Development of a Quantitative Systems Pharmacology Model of the Blood Coagulation Network & its Application to Clinical Programs

A number of therapeutics have been developed or are under development aiming to modulate the coagulation network to treat various diseases such as Hemophilia. We developed a quantitative systems pharmacology model to better understand the effect of modulating various components on blood coagulation. The model of the coagulation network was composed of mass balance reactions and was optimized to describe ex vivo biomarkers including thrombin generation assay (TGA) parameters, activated Partial Thromboplastin Time (aPTT) and Prothrombin Time (PT) and in vivo biomarkers under non-bleeding conditions including prothrombin fragment 1+2 (PF1+2), D-dimer and thrombin anti-thrombin III complex (TAT). Protein synthesis and degradation were turned on to describe the in vivo model, but were turned off when describing ex vivo biomarker changes. Platelet activation-dependent reactions also had different reaction rates for the ex vivo vs. in vivo biomarkers to reflect differences in assay conditions. Both in house data with various concentrations of recombinant factor VIIa (FVIIa) or factor Xa added to normal human plasma or factor VIII-deficient plasma and literature data were used for estimating model parameters.

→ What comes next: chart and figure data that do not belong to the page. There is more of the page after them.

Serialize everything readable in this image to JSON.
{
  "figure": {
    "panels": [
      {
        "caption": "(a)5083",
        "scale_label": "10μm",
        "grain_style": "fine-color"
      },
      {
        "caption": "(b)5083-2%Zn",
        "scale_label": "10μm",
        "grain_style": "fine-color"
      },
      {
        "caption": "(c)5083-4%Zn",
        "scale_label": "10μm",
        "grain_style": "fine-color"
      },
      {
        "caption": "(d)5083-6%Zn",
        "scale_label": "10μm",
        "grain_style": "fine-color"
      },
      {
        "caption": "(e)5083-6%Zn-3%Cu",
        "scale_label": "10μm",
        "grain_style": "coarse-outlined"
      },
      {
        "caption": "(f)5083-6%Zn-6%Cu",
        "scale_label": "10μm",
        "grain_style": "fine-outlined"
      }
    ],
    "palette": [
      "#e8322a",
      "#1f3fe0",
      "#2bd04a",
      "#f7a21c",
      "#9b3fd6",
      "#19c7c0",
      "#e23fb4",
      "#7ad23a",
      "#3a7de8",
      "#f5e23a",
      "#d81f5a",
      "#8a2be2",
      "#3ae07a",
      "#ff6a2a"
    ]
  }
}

Sensitivity analysis applied to the model revealed that biomarkers show different sensitivity to changes in coagulation factors' concentrations and the type of plasma used (normal or factor VIII-deficient).The model was validated through a comparison between clinical data from the recently concluded Pfizer study in Hemophilia subjects. We observed good agreement between clinical observations and model predicted results, providing us with further confidence to apply the model in dose selection strategies for subsequent phases. Finally, we applied the model to predict how variability in concentrations of the proteins in coagulation network may impact the response to FVIIa treatment in Hemophilia subjects.